Mikal: It was an educational experience [to discover] that when you charge a flat fee, there’s less respect for your time. And when you bill like a professional—like a lawyer or an accountant or any other white-collar job—and you charge by the hour, they understand that the money meter is running. And so they are much more considerate with your time.

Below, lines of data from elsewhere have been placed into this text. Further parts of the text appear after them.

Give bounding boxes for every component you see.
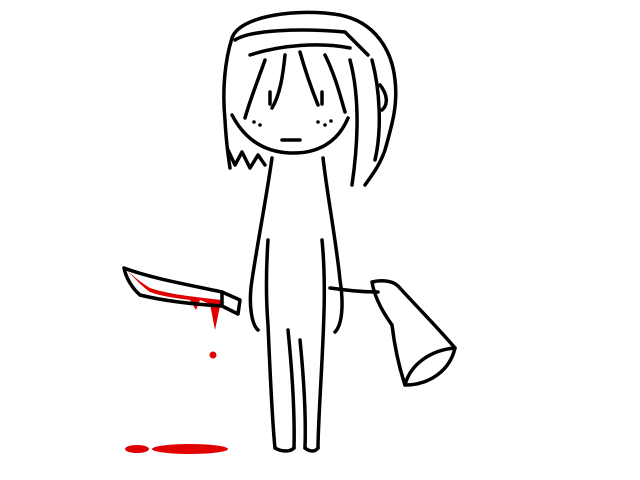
ear <box>378 83 388 112</box>
leg-right-outer <box>316 238 327 450</box>
bang-2 <box>270 53 287 110</box>
blush-dot <box>323 123 327 127</box>
foot-left <box>273 446 296 453</box>
face-chin <box>230 113 350 155</box>
body-right <box>321 156 344 334</box>
leg-right-inner <box>298 338 308 450</box>
axe <box>328 279 457 387</box>
bang-4 <box>323 53 347 114</box>
blush <box>252 119 333 127</box>
puddle <box>152 444 228 454</box>
axe-edge <box>403 346 457 387</box>
body-left <box>248 156 274 332</box>
leg-left-inner <box>286 328 296 450</box>
hair-strand-right <box>348 58 359 187</box>
blood-puddle <box>125 444 228 454</box>
hair <box>222 10 398 187</box>
leg-left-outer <box>264 238 277 450</box>
knife-blood <box>124 268 222 330</box>
knife-blade-outline <box>122 266 224 308</box>
blush-dot <box>252 120 256 124</box>
foot-right <box>303 446 320 453</box>
puddle-small <box>125 445 149 453</box>
hair-strand-right-2 <box>370 58 381 162</box>
hair-tips-left <box>226 148 267 170</box>
axe-head <box>370 279 457 387</box>
bang-1 <box>243 58 267 120</box>
face <box>230 90 350 155</box>
knife-handle <box>220 290 242 316</box>
headband-top <box>233 28 370 57</box>
bang-3 <box>298 50 320 107</box>
headband-bottom <box>248 43 352 57</box>
knife <box>122 266 242 359</box>
blush-dot <box>258 123 262 127</box>
blush-dot <box>316 120 320 124</box>
blood-drop <box>209 351 217 359</box>
blush-dot <box>329 119 333 123</box>
body <box>248 156 344 453</box>
hair-outline <box>230 10 398 187</box>
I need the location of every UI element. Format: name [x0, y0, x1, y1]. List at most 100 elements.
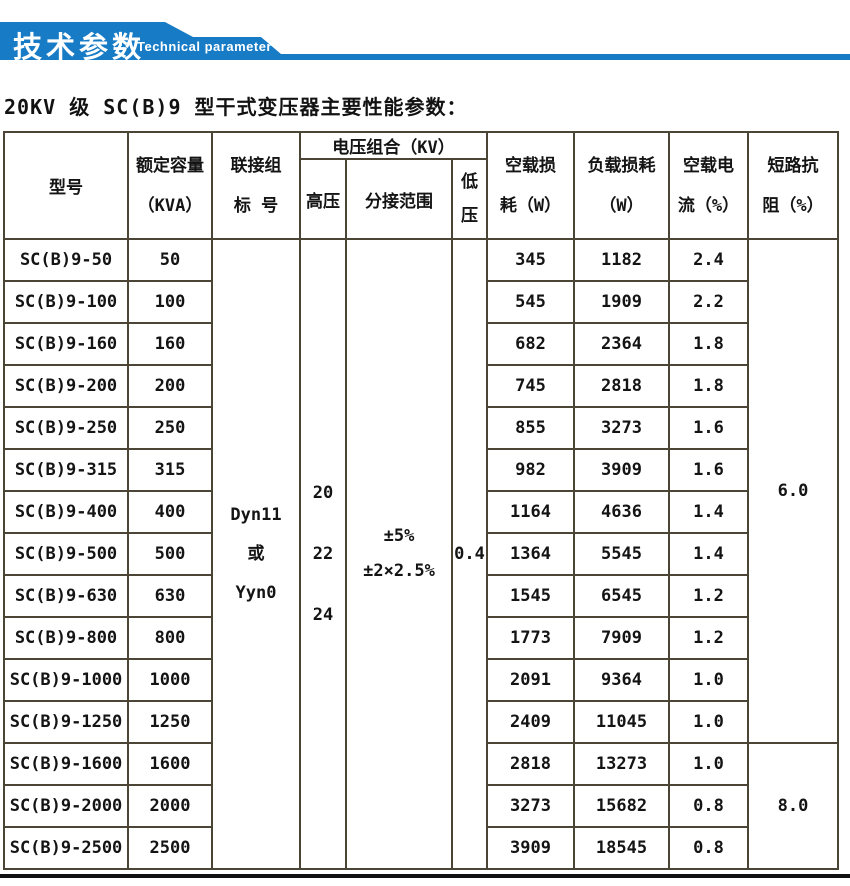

Mark: We even have in our contract that if they send us a text, that’s 15 minutes of time.

Mikal: At a minimum.

Mark: So they know that they have to be judicious. We have standing meetings, and they start making lists [of things to talk about there], and it starts getting a little bit more efficient.

With a flat fee, we found that clients who weren’t as considerate of our time could lead us down false paths, in the sense that they wanted to explore multiple options [just for the sake of exhausting every possibility]. That, in turn, led to a sort of Frankensteined design—it diluted the focus of what the space should be.

How a unique consultation fee system helps these Nebraska designers find the right clients
In the dining room, a scalloped edge motif on the blue wool drapery adds another layer of detail and dimensionDaniel Johnson

How do you keep clients on track? What’s the secret to keeping a project moving forward?

Mikal: We have internal deadlines that we pad very generously. We manage up with our clients. The greatest compliment we’ve ever had came from a newly married couple who told us that we are adept at managing their differences when we’re walking them through things.

Mark: Sometimes there is a bit of counseling to that as well. I don’t think we’ve entered a project yet where the husband and wife have the same vision. They never do, so we have to navigate that and make them both feel like they’re getting exactly what they want. Mikal is very good at that.

Mikal: We have to meet people where they’re at. Oftentimes, people just want to be heard, and they will tell you who they are if you listen. And if you pay attention, you’ll see little things come out that makes it super clear how they’re going to operate. You just have to observe.

Mark: When Mikal and I first started dating, I was waiting to hear back from a client about something and I was like, “They’re just not responding to me.” And Mikal said, “Oh, they’re responding.” And he was so right: It was very clear. They were not interested.

Mikal: But I cannot take credit for that! That came from one of my mentors.

That’s so insightful, even if it’s a little brutal too! As you look ahead, what does success mean for you in this business?

Mark: The satisfaction of knowing we have happy clients is the best kind of success we can have. But our personal [career] goals are different, I think, than our definitions of success—we want to do a showhouse, have a book deal, have our own lines or licensing deals. Those are goals for down the road. But for now, knowing that we have happy clients is the number one thing we’re constantly striving for.

Mikal: On the professional side, I’d add that success to me is knowing that very talented stylists and photographers like Mieke and Read are willing to fly to Omaha to shoot our projects. They do not have to come to Omaha, but they do, and that makes me so happy.

Mark: That validation of having both of them want to work with us was really great. The same with the validation of being included in Architectural Digest with our home tour online—that was amazing as well. Those are the moments where we have to stop and pinch ourselves. Like, oh, we are doing the right thing.